The pushback from New Jersey’s progressives may in fact benefit Murphy’s long range plans by drawing greater attention to his more moderate yearnings — newly found as they may be — as recognizing the long unassailable political truism that holds that the majority of the nation occupies the center and will respond to a candidate who shares that territory and outlook and will govern from there while rejecting the more extreme far left agenda.
He won’t be California Gov. Gavin Newsom but he certainly won’t be Florida Gov. Ron DeSantis, either. He may have come to it late, but Murphy has demonstrated he can “read the room” and react accordingly.
In a deeply revealing comment, Murphy said “I’m not a progressive for the sake of it. I’m a pragmatic progressive.” For many on the hard left, such sentiments are heresy.
He’s seemingly concluded that pressures and criticisms from the progressive left can be absorbed without meaningful longer-term impact, particularly in light of his first term successes in fulfilling major components of their agenda.
Jolted by a surprisingly slim three-point re-election margin in 2021 along with the loss of seven seats in the Legislature, Murphy faces the 2023 election cycle in which all 120 seats will be on the ballot in newly-drawn districts.

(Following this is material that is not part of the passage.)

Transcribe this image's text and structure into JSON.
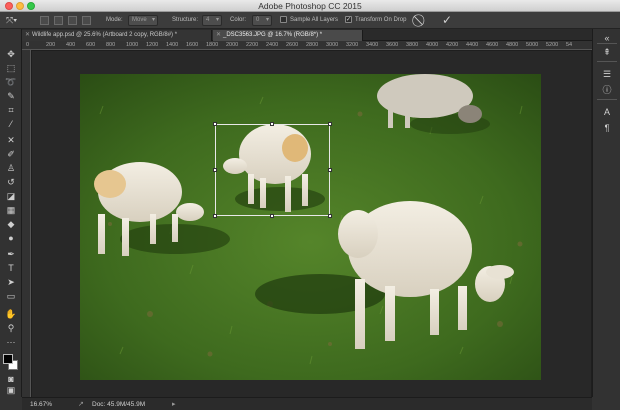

Murphy’s tilt toward the center may be reflective of concern among the Democratic majorities that voters perceive a movement gone too far to the left — particularly nationally as evidenced by President Biden’s falling approval ratings and the narrow loss of control of the House of Representatives — and desire a less ideologically-driven agenda.
Others view the governor’s approach with a dose of cynicism as a strategy propelled in part by his interest in heightening his national profile ahead of the 2024 presidential scramble.
His name crops up periodically in speculation commentaries although he — like others in similar circumstances — will remain in a holding pattern awaiting Biden’s decision concerning his own future.
His decision, for instance, to allow the corporate tax surcharge to expire is not an indication that the scales have suddenly fallen from his eyes and he’s recognized the value of investment and growth.
Rather, his acceptance of one of the business community’s most sought after actions is an understanding that economic growth and job creation are vital components in building a reputation as someone willing to temper ideological leanings in the larger interest and benefit of his constituents.
Progressives have historically viewed big business as motivated by greed and shareholder rewards to the detriment of workers while the moderates’ approach, while agreeing that business should pay its fair share in taxes, has been to cease utilizing it as a cash cow to finance new, expanded and costly social programs.
When Murphy submits his proposed fiscal 2024 budget to the Legislature in a few weeks, it will bring depth and clarity to his centrist shift.
Progressives will be on high alert, scrutinizing the governor’s spending priorities and poised to pounce if they fall short of their expectations.
For his part, Murphy understands that maintaining control of the Legislature and building on their majorities will validate his decision to step back from the far left, a step toward building a legacy and, not coincidentally, a step closer to 2024.
Carl Golden is a senior contributing analyst with the William J. Hughes Center for Public Policy at Stockton University.